This story comes from the staff of The Daily Climate
Michael Mann, an influential climatologist who has spent years in the center of the debate over climate science, has sued two organizations that have accused him of academic fraud and of improperly manipulating data.
Mann, director of Pennsylvania State University’s Earth System Science Center, on Monday sued the National Review and the Competitive Enterprise Institute, along with CEI analyst Rand Simberg and National Review reporter Mark Steyn.
The lawsuit, Mann’s lawyer said in a statement, was based upon their “false and defamatory statements” accusing him of academic fraud and comparing him to a convicted child molester, former Penn State assistant football coach Jerry Sandusky.
Neither Mann nor his lawyer, John B. Williams of the Washington, D.C.-based law firm Cozen O’Connor, were available for comment Tuesday afternoon. But on Facebook, where news of the lawsuit was initially posted Tuesday, Mann said the lawsuit was part of “a battle” to assist climate scientists in the fight against those who attack their work.
“There is a larger context for this latest development,” he wrote, “namely the onslaught of dishonest and libelous attacks that climate scientists have endured for years by dishonest front groups seeking to discredit the case for concern over climate change.”
But he faces a high bar: Mann has played a key role in climate science for decades, and the law generally requires a much higher burden of proof from public figures, said CEI general counsel Sam Kazman.

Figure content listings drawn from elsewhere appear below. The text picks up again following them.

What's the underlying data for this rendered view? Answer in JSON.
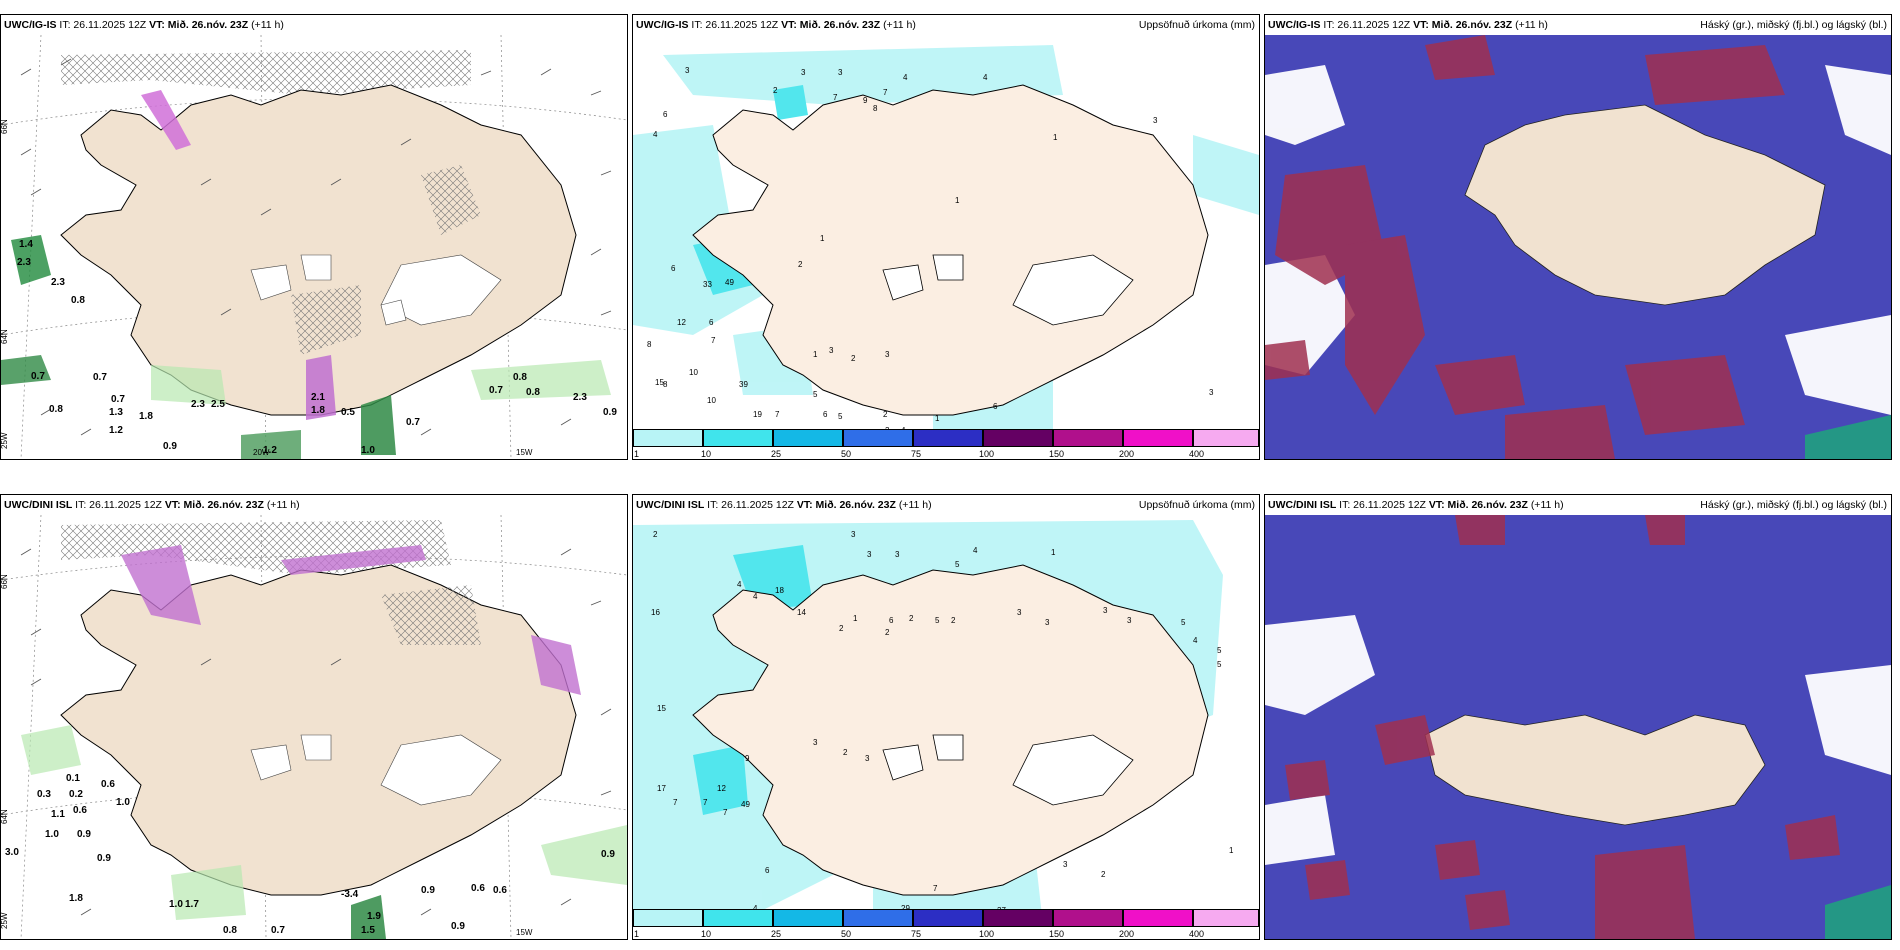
{
  "panels": {
    "p1": {
      "model": "UWC/IG-IS",
      "it": "IT: 26.11.2025 12Z",
      "vt": "VT: Mið. 26.nóv. 23Z",
      "lead": "(+11 h)",
      "title": ""
    },
    "p2": {
      "model": "UWC/IG-IS",
      "it": "IT: 26.11.2025 12Z",
      "vt": "VT: Mið. 26.nóv. 23Z",
      "lead": "(+11 h)",
      "title": "Uppsöfnuð úrkoma (mm)"
    },
    "p3": {
      "model": "UWC/IG-IS",
      "it": "IT: 26.11.2025 12Z",
      "vt": "VT: Mið. 26.nóv. 23Z",
      "lead": "(+11 h)",
      "title": "Háský (gr.), miðský (fj.bl.) og lágský (bl.)"
    },
    "p4": {
      "model": "UWC/DINI ISL",
      "it": "IT: 26.11.2025 12Z",
      "vt": "VT: Mið. 26.nóv. 23Z",
      "lead": "(+11 h)",
      "title": ""
    },
    "p5": {
      "model": "UWC/DINI ISL",
      "it": "IT: 26.11.2025 12Z",
      "vt": "VT: Mið. 26.nóv. 23Z",
      "lead": "(+11 h)",
      "title": "Uppsöfnuð úrkoma (mm)"
    },
    "p6": {
      "model": "UWC/DINI ISL",
      "it": "IT: 26.11.2025 12Z",
      "vt": "VT: Mið. 26.nóv. 23Z",
      "lead": "(+11 h)",
      "title": "Háský (gr.), miðský (fj.bl.) og lágský (bl.)"
    }
  },
  "axis_labels": {
    "lat66": "66N",
    "lat64": "64N",
    "lon25": "25W",
    "lon20": "20W",
    "lon15": "15W"
  },
  "legend": {
    "ticks": [
      "1",
      "10",
      "25",
      "50",
      "75",
      "100",
      "150",
      "200",
      "400"
    ],
    "colors": [
      "#b8f4f6",
      "#40e4ec",
      "#14b8e6",
      "#2f6ee8",
      "#2c2ec4",
      "#640063",
      "#b0108c",
      "#f010c8",
      "#f6aaf0"
    ]
  },
  "labels": {
    "p1": [
      "1.4",
      "2.3",
      "2.3",
      "0.8",
      "0.7",
      "0.7",
      "0.8",
      "0.7",
      "1.3",
      "1.2",
      "1.8",
      "0.9",
      "2.3",
      "2.5",
      "2.1",
      "1.8",
      "0.7",
      "1.2",
      "0.5",
      "1.0",
      "0.7",
      "0.8",
      "0.8",
      "2.3",
      "0.9"
    ],
    "p2": [
      "3",
      "6",
      "4",
      "2",
      "3",
      "3",
      "7",
      "9",
      "8",
      "4",
      "7",
      "4",
      "1",
      "3",
      "1",
      "2",
      "1",
      "6",
      "33",
      "49",
      "12",
      "6",
      "7",
      "8",
      "15",
      "8",
      "10",
      "10",
      "39",
      "19",
      "7",
      "5",
      "4",
      "6",
      "4",
      "1",
      "3",
      "2",
      "3",
      "2",
      "2",
      "1",
      "6",
      "5",
      "3"
    ],
    "p4": [
      "0.1",
      "0.3",
      "0.2",
      "0.6",
      "1.0",
      "1.1",
      "0.6",
      "1.0",
      "0.9",
      "3.0",
      "0.9",
      "1.8",
      "1.0",
      "1.7",
      "0.8",
      "0.7",
      "-3.4",
      "0.9",
      "0.6",
      "0.6",
      "0.9",
      "1.9",
      "1.5",
      "0.9"
    ],
    "p5": [
      "2",
      "3",
      "3",
      "3",
      "5",
      "4",
      "1",
      "16",
      "4",
      "18",
      "4",
      "14",
      "2",
      "1",
      "2",
      "6",
      "2",
      "5",
      "2",
      "3",
      "3",
      "3",
      "3",
      "5",
      "4",
      "5",
      "5",
      "15",
      "12",
      "49",
      "17",
      "7",
      "7",
      "7",
      "9",
      "3",
      "2",
      "3",
      "1",
      "27",
      "5",
      "8",
      "3",
      "2",
      "1",
      "29",
      "11",
      "8",
      "7",
      "6",
      "4"
    ]
  }
}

“I don’t think he’s got a shot at reaching it,” Kazman said in an interview. “Our stuff may have been debatable, but it was solidly based and we had a perfect right to say what we did.”
“We plan to defend the suit vigorously but we think it is a totally unfounded lawsuit.”
In 1999 Mann published a timeline of global temperatures stretching back almost 1,000 years. The graph showed a fairly stable trend until 1900, when temperatures spiked sharply upward. That so-called “hockey stick” diagram became a lightning rod in the debate on whether humans were influencing the climate.